Synonyms: Common sage

Scientific Name: Salvia officinalis L.

Family: Lamiaceae (labiate plant)


Habitat

The Mediterranean



Constituents

Essential oil, tannins, amaroids, flavonoids



Description

It could be described as elegant with its slender leaves covered with a greenish-grey down. This velvety covering is the first sign that this is indeed sage. If you then rub the leaves, the sage aroma that spreads is the unmistakable proof. Sage is a semi-shrub type plant, growing to 8-24/20-60 cm in height, as it lignifies (gets woody) at the base but at the upper end the stems remain soft and covered with felt-like down. From June to July the pale violet to blue-violet flowers adorn the velvety bush, gathering together in loose heads and stretching both lips towards you, a sign of labiate plants. It is worth looking at these marvellous flowers more carefully, their lips seeming to form small mouths out of which the stamens project like tongues.



Interesting Facts

As early as the early Middle Ages sage was being used widely in central Europe. It owes to the Virgin Mary its reputation for being able to grant eternal life. According to legend, in her flight to Egypt with the infant Jesus she is said to have hidden from Herod under a sage bush.

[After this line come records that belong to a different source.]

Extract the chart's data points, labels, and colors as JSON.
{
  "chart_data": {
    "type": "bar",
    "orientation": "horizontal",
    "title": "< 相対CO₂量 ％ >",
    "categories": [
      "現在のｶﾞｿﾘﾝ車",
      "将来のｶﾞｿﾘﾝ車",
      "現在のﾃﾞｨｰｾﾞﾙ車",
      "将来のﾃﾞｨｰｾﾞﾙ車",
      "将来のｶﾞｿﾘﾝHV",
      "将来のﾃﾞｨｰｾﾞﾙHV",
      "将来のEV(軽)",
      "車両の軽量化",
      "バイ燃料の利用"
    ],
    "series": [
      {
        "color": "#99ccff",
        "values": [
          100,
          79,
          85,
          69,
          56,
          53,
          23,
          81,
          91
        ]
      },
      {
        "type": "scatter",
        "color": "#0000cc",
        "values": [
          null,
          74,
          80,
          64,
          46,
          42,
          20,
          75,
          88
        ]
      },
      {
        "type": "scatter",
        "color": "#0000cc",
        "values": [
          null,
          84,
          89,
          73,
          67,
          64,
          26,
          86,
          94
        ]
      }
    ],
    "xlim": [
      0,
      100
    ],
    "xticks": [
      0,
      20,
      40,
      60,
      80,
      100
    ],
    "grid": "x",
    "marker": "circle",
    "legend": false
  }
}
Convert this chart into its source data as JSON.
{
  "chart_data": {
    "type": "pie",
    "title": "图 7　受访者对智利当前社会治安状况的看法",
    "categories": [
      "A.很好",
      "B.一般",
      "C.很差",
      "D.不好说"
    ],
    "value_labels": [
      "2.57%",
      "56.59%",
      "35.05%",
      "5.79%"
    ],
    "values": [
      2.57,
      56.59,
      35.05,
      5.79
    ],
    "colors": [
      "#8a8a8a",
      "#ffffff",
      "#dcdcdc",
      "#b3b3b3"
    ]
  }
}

Many sayings, such as Whoever grows sage barely looks at death! (Karl Friedrich Wilhelm Wander), bear witness to its health-supporting properties. Sage is one of the strong August herbs which in churches were dedicated to the dying Mother of Christ on the feast of the Assumption. These important herbs were supposed to protect against magic, conflagration and hailstorms and also aided fertility and made it easier to give birth. They were placed in the seed chest or in the coffin of those who had died. Many were herbs to be burned as incense during religious festivals. Along with yarrow, mugwort, arnica, calendula and sage, familiar herbs such as lovage and dill came to be used as traditional herbal medicines.



The plant from another perspective

Although the natural habitat of sage is in the warm climates of the Mediterranean, it can withstand cold winters. Ever green, the small bush appears at its freshest and most vital particularly in the cold season: an expression of its great vitality that connects with the physical life forces in man. Sage has a close relationship to the skin as a secreting organ, and to the activity of the sweat glands. By helping to connect man more closely to his physical body, sage has a warming quality.